Saint-Denis, mercredi 15 mai. Depuis ce mercredi, la police tient une permanence à la Maison des femmes, à Saint-Denis, pour faciliter les dépôts de plainte des victimes. Sébastien Galant, brigadier-chef a tenu la première permanence. LP/C.G.

    « Quand est-ce que l'enquête commencera ? A partir de quand je subirai des représailles ? A partir de quand je risque ma vie ? » Myriam (*) s'inquiète beaucoup des conséquences de sa décision : celle de déposer plainte, ce mercredi après-midi, contre ses agresseurs qui vivent dans son quartier. En face d'elle, il faut toute l'expérience de policier et la connaissance du terrain de Sébastien Galant pour la rassurer.

    Le lieu est déjà apaisant : c'est celui de la Maison des femmes, à Saint-Denis. Adossée à l'hôpital Delafontaine, cette lumineuse structure réunit depuis trois ans une équipe pluridisciplinaire qui vient en aide aux femmes victimes de violences, viols et mutilations sexuelles.

    Faciliter le dépôt de plainte

    Et depuis ce mercredi, la police y tient désormais une permanence. Ce sera le cas une fois par semaine. « Pour commencer », souligne la docteure Ghada Hatem, gynécologue-obstétricienne et fondatrice de la Maison des femmes.

    Le dispositif innovant a fait l'objet d'une convention signée le 29 mars dernier, en présence de Laurent Nunez, secrétaire d'Etat auprès du ministre de l'Intérieur. « Le but est de faciliter la prise de plainte des femmes victimes qui hésitent à se rendre dans un commissariat, résume Laurent Mercier, commissaire de Saint-Denis et chef du deuxième district police du 93. Le projet s'est monté assez vite car il y a un vrai besoin, des attentes. On se sent tous concernés et les échanges se font en confiance. »

    39 policiers ont été formés

    Un avis que partage Ghada Hatem : « Nous nous sommes retrouvés sur l'idée que nous pouvions expérimenter et sortir de protocoles de fonctionnement immuables pour permettre la conduite d'enquêtes. »

    Précisément, 39 policiers des six commissariats de Saint-Denis, Aubervilliers, La Courneuve, Epinay, Stains et Saint-Ouen ont suivi un stage de deux jours et demi, menés par des formateurs de la police mais aussi des intervenants de la Maison des femmes.

    Libérer la parole

    « Ce qui est difficile, c'est de faire parler les femmes. Elles ont du mal à exposer les faits, précise Sébastien Galant, brigadier-chef au commissariat de Saint-Denis, 19 ans d'expérience dans le département. Recevoir les victimes en dehors d'un commissariat aide à libérer la parole. »

    Myriam, justement s'est d'abord rendue à l'hôtel de police de Saint-Denis, où elle est restée quatre heures pour vider son sac, mais en refusant de déposer plainte. Reste la trace d'une main courante. « Je n'étais pas prête psychologiquement », souligne-t-elle, en évoquant aussi sa méfiance de la police.

    L'affaire de Myriam est complexe. Elle débute par ce qu'elle pense être une histoire d'amour avec un petit caïd de cité, et se poursuit par de la manipulation, du harcèlement, des violences et outrages sexistes…

    D'autres professionnels sur place

    En l'écoutant, le policier identifie cinq procédures de plaintes, dont une pour viol.
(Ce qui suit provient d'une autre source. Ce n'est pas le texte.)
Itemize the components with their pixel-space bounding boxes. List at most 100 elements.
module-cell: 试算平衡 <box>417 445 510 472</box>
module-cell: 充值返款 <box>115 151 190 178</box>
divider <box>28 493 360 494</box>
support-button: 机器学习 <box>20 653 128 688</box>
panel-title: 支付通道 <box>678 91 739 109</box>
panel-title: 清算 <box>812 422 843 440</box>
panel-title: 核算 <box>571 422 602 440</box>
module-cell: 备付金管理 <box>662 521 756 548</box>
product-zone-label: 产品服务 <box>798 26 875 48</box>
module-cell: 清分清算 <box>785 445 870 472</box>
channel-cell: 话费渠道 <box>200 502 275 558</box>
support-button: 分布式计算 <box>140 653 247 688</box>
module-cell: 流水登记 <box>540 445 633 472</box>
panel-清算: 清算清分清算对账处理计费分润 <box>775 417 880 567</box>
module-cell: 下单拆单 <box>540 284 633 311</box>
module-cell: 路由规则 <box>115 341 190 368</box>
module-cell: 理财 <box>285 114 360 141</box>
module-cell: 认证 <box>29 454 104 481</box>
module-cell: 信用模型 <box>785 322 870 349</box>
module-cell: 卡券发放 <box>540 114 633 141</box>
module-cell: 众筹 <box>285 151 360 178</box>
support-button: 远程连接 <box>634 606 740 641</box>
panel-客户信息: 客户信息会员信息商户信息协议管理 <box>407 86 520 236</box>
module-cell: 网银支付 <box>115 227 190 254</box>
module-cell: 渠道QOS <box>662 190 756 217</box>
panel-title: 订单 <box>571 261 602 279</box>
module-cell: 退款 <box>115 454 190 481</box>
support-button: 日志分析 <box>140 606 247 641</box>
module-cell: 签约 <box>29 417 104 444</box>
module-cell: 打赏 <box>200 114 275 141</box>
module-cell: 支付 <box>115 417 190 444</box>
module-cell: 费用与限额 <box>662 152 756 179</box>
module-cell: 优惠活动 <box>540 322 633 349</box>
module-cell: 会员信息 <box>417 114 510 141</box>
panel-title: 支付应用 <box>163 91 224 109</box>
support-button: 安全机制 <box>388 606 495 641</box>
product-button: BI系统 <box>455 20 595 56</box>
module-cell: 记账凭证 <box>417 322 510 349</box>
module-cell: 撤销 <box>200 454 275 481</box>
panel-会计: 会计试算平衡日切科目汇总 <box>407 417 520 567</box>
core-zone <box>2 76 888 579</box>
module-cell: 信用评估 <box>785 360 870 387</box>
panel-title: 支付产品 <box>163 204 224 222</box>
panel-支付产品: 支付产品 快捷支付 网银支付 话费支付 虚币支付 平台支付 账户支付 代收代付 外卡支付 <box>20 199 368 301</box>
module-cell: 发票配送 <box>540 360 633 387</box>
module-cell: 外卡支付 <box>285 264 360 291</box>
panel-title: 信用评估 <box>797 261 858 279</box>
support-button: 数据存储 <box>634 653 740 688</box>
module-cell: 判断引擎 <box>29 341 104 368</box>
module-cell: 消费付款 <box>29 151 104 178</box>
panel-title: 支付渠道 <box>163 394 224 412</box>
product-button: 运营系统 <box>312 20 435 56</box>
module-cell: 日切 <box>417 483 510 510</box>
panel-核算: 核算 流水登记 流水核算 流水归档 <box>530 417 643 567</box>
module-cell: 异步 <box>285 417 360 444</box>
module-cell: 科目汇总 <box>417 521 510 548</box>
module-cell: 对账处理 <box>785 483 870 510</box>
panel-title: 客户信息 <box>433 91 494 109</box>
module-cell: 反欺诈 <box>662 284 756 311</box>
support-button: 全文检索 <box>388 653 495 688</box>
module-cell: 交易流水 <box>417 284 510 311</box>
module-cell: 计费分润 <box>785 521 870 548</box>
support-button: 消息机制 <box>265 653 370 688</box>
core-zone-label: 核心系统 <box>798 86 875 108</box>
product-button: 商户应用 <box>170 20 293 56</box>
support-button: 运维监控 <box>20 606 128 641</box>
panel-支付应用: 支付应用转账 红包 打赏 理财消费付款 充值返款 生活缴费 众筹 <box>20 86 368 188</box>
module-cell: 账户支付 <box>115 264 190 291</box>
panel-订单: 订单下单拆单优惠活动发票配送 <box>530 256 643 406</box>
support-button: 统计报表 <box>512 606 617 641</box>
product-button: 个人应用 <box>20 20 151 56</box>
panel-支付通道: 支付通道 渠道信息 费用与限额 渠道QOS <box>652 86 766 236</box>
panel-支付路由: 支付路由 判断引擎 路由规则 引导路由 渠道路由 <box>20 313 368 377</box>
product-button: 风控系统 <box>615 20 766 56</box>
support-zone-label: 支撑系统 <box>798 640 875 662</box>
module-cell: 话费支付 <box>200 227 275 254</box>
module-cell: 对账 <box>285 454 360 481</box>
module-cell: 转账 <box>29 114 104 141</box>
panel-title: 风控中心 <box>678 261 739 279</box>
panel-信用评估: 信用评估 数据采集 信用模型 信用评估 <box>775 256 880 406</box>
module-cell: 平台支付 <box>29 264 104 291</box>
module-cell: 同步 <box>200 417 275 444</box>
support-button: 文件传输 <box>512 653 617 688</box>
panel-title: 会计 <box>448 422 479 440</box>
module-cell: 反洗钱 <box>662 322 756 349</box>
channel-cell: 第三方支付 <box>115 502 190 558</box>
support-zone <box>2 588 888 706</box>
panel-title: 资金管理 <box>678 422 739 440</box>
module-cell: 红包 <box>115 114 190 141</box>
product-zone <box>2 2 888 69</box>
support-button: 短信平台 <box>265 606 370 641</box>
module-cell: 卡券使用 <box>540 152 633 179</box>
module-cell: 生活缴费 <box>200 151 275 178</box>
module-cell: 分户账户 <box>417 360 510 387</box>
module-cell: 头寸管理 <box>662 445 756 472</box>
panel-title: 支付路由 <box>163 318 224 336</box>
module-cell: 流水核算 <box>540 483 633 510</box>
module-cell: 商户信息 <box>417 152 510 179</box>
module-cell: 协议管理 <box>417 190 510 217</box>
La jeune femme, visiblement vulnérable a également besoin d'un accompagnement social et psychologique que la Maison des femmes lui permet d'avoir. « L'intérêt du dispositif est aussi de discuter avec d'autres professionnels présents ici, des médecins, des psychologues ou des avocats », estime d'ailleurs Sébastien Galant.

    Le policier reçoit ensuite deux autres femmes, une mère et sa fille aînée pour des faits qui se sont déroulés dans le Val-d'Oise. Dans la salle d'attente, c'est toute une famille à la rue qui espère. Leur situation précaire est en partie liée aux violences passées commises par un père, actuellement incarcéré pour d'autres faits.

    Malheureusement, l'affaire ayant déjà été traitée, il n'y a pas de nouvelle procédure pénale possible. Faute de solution, la famille composée notamment de deux enfants de 2 et 6 ans devait passer la nuit dans le hall de l'hôpital.

    (*) Prénom changé

    Permanence chaque mercredi de 9 à 17 heures, à la Maison des femmes, 1, du Chemin du Moulin-Basset. Sur rendez-vous au 01.42.35.61.28.